Kalyanasundaram wrote to CPI general secretary C. Rajeswara Rao, pledging to remain in CPI and asking the national party centre to take action against the Tamil Nadu CPI unit led by P. Manickam. On 8 July 1987, the CPI Central Secretariat denounced factional activities of Kalyanasundaram as "beyond the pale" of the party. On 10 July 1987, Kalyanasundaram held a press conference, stating that there would be no split in CPI. On 31 July 1987, the CPI National Council suspended Kalyanasundaram and 16 of his followers for a one-year period. The CPI National Council instructed Kalyanasundaram to disband his parallel party committee and stop publishing his party journal within one month, and authorized the CPI Central Secretariat to expel Kalyanasundaram if he failed to comply.

On 8 September 1987, the CPI Tamil Nadu state unit expelled the 16 suspended State Council members.
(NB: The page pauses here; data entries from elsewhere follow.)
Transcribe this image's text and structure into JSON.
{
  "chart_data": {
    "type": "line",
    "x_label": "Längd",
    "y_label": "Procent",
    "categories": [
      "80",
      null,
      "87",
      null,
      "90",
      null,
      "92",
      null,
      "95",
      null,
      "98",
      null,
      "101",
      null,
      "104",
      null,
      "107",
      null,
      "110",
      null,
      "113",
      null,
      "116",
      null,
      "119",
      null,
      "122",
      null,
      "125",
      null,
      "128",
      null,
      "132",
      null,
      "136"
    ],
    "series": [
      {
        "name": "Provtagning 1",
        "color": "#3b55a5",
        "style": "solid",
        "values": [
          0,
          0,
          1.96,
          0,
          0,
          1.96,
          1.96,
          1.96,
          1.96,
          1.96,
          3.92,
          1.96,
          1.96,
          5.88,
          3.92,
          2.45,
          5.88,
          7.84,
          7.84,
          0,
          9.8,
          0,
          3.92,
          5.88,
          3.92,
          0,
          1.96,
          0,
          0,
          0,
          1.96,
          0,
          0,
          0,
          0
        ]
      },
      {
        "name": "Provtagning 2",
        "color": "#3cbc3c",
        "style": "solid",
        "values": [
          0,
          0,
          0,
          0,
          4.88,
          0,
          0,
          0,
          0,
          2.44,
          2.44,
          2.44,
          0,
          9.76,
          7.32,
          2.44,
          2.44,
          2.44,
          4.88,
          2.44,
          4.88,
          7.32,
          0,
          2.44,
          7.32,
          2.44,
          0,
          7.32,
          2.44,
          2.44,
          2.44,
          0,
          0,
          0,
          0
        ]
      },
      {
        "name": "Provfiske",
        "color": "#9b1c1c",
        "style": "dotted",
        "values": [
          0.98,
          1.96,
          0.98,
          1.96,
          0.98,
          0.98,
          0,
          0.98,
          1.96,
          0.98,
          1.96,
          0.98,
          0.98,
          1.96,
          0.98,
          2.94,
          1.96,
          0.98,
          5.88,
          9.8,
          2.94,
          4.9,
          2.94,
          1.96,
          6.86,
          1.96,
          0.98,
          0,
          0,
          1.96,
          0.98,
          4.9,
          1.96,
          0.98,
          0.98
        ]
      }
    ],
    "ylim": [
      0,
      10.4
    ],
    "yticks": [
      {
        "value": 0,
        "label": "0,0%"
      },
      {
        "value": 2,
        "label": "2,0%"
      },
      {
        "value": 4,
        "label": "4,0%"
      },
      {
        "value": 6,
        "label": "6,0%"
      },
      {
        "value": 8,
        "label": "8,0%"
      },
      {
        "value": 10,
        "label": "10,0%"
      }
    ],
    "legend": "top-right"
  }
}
On 9 September 1987, Kalyanasundaram announced that his faction would work for the creation of third front in Tamil Nadu politics. Moreover, Kalyanasundaram argued that the two CPI factions would reunite shortly. He claimed to have the support of the majority of the membership of the All India Trade Union Congress (AITUC) in the state, and AITUC elections were being delayed to avoid that his faction win control over the state unit.

==Emergence of a new party==
In early December 1987, Pandian announced that the Kalyanasundaram-led faction would be known as the "Communist Party" henceforth. Subsequently, the name "Indian Communist Party" (ICP) came into use. The ICP used a red flag with a yellow hammer and sickle as its symbol (unlike CPI, which used a white hammer and sickle on the party flag). Pandian was the Tamil Nadu state secretary of the party. Kalyanasundaram died in 1988. The party was supportive of Soviet perestroika policies. It opposed the DMK on basis of the latter's supposed support for separatism in Sri Lanka.

==Merger with AICP==
On 21–22 December 1988, a party unity congress was held in Bombay, at which the ICP, the All India Communist Party and the All India Communist Co-ordination Committee (whose convenor was Mohit Sen) merged into a party named the Communist Party with Dange as chairman and Sen as general secretary.

==1989 Tamil Nadu elections==
Ahead of the 1989 Tamil Nadu Legislative Assembly election (for which voting would take place a month after the merger between ICP and AICP), ICP called for an alliance between Congress-I, AIADMK (Jayalalitha) and other parties to confront the DMK-led National Front alliance. The ICP eventually joined the Congress-I-led front. Motivating the decision to side with Congress-I, Pandian argued that the National Front was rightist and reactionary and that unity to support the Indo-Sri Lankan Accord was a necessity. ICP had demanded to contest 16 seats in the election.

Seat-sharing talks between Congress-I and ICP were finalized on December 23, 1988. Ten seats seats were allocated to ICP to contest; however, the selected ICP candidate for Sedapatti constituency could not contest, leaving nine seats for ICP candidates. Of the nine candidates running, one seat was won (N. Nanjappan in Pennagaram). The nine candidates of ICP gathered 111,654 votes in total (0.47% of the state-wide vote for all 234 constituencies).